Em 2003, a cidade de Medellín, na Colômbia, foi pioneira em uma nova abordagem às favelas. Em vez de sucumbir à tentação de uma tabula rasa, os urbanistas se guiaram por três princípios. Primeiro, preservariam o tecido urbano dos bairros informais sempre que possível. Em segundo lugar, criariam novos espaços públicos, como uma praça, uma biblioteca ou um campo de futebol. E, terceiro, estabeleceriam novas conexões entre os distritos não planejados e planejados da cidade, como a construção de uma rede de teleféricos para trafegar acima do perigoso e traiçoeiro terreno.

Teleférico em Medellín. (Imagem: Metro de Medellín)

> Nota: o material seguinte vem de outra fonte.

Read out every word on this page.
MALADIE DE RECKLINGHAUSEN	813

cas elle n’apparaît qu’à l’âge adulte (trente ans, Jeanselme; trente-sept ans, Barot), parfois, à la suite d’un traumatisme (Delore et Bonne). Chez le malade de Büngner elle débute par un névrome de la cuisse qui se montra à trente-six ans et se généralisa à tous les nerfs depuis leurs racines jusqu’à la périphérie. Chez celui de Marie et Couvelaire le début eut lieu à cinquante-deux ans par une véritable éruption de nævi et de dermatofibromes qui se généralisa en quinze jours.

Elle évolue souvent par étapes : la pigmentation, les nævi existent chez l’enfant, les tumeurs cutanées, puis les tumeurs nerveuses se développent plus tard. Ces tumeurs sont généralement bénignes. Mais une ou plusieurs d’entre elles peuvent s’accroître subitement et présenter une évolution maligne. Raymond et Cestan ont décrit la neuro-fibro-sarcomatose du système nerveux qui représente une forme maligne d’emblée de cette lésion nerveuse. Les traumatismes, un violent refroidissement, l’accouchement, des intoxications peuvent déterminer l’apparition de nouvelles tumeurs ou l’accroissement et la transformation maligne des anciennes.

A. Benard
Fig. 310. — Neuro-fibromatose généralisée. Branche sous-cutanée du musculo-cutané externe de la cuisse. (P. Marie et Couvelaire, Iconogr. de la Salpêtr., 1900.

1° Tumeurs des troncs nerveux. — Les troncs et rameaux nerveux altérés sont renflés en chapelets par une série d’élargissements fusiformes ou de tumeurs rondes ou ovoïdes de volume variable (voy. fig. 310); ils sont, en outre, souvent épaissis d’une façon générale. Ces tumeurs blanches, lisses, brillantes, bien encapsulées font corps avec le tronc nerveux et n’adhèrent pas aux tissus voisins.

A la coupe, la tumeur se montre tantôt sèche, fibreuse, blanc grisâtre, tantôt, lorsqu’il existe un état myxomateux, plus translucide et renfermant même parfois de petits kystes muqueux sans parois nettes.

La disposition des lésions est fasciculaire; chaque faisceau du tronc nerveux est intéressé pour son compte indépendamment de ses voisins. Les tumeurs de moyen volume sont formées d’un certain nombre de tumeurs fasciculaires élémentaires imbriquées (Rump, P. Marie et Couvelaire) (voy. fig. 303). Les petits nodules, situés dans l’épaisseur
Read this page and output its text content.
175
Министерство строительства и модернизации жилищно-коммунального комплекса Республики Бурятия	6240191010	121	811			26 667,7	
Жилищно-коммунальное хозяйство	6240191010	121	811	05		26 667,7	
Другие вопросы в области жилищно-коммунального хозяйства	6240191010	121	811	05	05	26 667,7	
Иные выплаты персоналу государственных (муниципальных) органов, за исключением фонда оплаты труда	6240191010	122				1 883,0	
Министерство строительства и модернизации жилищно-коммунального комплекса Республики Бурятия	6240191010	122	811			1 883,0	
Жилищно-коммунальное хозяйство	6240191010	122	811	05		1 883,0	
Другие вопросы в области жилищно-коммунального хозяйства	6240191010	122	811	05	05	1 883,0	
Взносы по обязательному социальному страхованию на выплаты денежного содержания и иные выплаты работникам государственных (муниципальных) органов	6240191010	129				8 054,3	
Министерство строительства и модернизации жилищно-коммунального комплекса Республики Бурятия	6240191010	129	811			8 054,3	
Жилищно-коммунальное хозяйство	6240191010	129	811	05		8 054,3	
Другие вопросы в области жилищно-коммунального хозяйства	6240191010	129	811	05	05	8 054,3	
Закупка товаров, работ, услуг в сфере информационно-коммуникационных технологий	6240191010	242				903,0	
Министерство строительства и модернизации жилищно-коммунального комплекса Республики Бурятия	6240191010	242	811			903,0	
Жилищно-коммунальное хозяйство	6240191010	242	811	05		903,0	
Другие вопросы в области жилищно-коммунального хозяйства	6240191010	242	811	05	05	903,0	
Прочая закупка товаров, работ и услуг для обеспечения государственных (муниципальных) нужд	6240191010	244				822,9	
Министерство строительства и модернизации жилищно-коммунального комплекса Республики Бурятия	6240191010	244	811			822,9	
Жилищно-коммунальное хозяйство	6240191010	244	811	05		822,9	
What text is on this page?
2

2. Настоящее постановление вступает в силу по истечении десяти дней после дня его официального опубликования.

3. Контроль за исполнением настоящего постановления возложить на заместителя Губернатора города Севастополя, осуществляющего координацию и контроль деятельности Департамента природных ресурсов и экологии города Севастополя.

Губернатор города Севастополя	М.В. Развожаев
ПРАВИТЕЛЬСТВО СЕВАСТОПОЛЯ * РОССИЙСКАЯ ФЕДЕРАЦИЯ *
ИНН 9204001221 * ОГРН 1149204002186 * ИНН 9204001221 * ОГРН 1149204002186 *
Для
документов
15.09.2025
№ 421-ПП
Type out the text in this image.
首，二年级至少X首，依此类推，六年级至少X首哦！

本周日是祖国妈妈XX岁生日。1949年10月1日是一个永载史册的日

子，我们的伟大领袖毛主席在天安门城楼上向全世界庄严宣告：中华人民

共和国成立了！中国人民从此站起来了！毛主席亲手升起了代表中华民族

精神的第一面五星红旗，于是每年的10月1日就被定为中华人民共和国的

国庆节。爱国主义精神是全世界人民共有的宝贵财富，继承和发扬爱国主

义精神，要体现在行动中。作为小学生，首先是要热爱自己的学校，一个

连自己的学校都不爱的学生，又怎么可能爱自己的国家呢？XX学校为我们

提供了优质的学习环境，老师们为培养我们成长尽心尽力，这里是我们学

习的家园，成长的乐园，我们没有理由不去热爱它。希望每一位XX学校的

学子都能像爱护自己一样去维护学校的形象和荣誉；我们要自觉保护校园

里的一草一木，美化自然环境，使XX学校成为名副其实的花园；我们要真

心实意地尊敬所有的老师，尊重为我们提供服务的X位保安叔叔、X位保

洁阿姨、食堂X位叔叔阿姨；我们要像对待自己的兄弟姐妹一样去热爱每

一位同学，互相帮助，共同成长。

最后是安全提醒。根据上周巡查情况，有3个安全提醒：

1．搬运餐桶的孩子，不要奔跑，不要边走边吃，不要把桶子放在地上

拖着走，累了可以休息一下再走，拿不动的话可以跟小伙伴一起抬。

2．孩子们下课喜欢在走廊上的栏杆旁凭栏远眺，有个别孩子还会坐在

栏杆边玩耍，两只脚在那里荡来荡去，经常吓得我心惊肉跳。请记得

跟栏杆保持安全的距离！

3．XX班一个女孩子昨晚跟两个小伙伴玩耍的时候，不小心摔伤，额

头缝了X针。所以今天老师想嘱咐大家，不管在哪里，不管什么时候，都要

Os benefícios da nova fórmula rapidamente se tornaram evidentes. Há muito estigmatizada por crimes violentos nas ruas, Medellín logo foi reconhecida pelo sucesso de sua revitalização urbana. Em 2013, o Wall Street Journal concedeu-lhe o título de “Cidade Inovadora do Ano”. A partir dessas experiências de apoio e incorporação de bairros informais, nasceu uma nova e inclusiva forma de planejamento urbano.

Vinte anos após o sucesso do “modelo de Medellín”, o comissário de planejamento urbano do Rio, Washington Fajardo, começou a se perguntar se seria possível desenvolver um “modelo carioca” para o século 21. Iniciou, então, um projeto de modernização da Rocinha que utiliza a tecnologia digital para melhorar a relação entre as pessoas e as cidades.

A ideia baseia-se na aplicação da tecnologia de digitalização 3D, cada vez mais utilizada nos setores de urbanismo e construção, para criar os primeiros mapas precisos da Rocinha. O traçado complexo e irregular da favela tornaria essa tarefa impossível para as tradicionais ferramentas cartográficas. Mas a varredura a laser LiDAR e os bancos de dados digitais podem medir centenas de milhares de pontos por segundo, cada um com precisão de milímetros.

Mapear a Rocinha é o primeiro passo crítico para uma série de projetos de revitalização urbana. Entender exatamente o qual é e onde está um pré-requisito para conectar a área à infraestrutura urbana, como eletricidade, água encanada e esgoto. Esses mapas também permitem intervenções direcionadas que podem mitigar os riscos à saúde pública, facilitar os deslocamentos ou simplesmente permitir um fluxo mais constante de ar e luz solar.

Os planos para mapear a Rocinha também podem ajudar a garantir que seus moradores sejam reconhecidos como cidadãos de direito pleno. Moradores de favelas vivem há muito tempo como brasileiros de segunda classe, morando em bairros invisíveis e desconhecidos com acesso limitado aos benefícios e proteção das instituições públicas. Um mapa pode fornecer o ponto de partida para que esses moradores obtenham o registro oficial das propriedades que mantêm há muito tempo. Em suma, a digitalização 3D poderia trazer as favelas, com todas as suas armadilhas e potencial, para fora das sombras.

O experimento está em andamento e seus efeitos só se tornarão claros com o tempo. Mas se for bem-sucedido, o programa oferecerá novas possibilidades para as cidades de amanhã. A renovação da Rocinha poderia demonstrar o potencial para uma síntese de dois modos atemporais de urbanização: planejamento de cima para baixo por profissionais e construção descentralizada de baixo para cima pelos esperançosos e trabalhadores moradores. Um dia, essas forças poderão se reforçar a si mesmas, nas encostas ensolaradas do Rio de Janeiro, onde as favelas — tanto árvores quanto bairros — criaram profundas raízes.

Publicado originalmente em Project Syndicate em 18 de janeiro de 2022. Traduzido por Anna Maria Dalle Luche.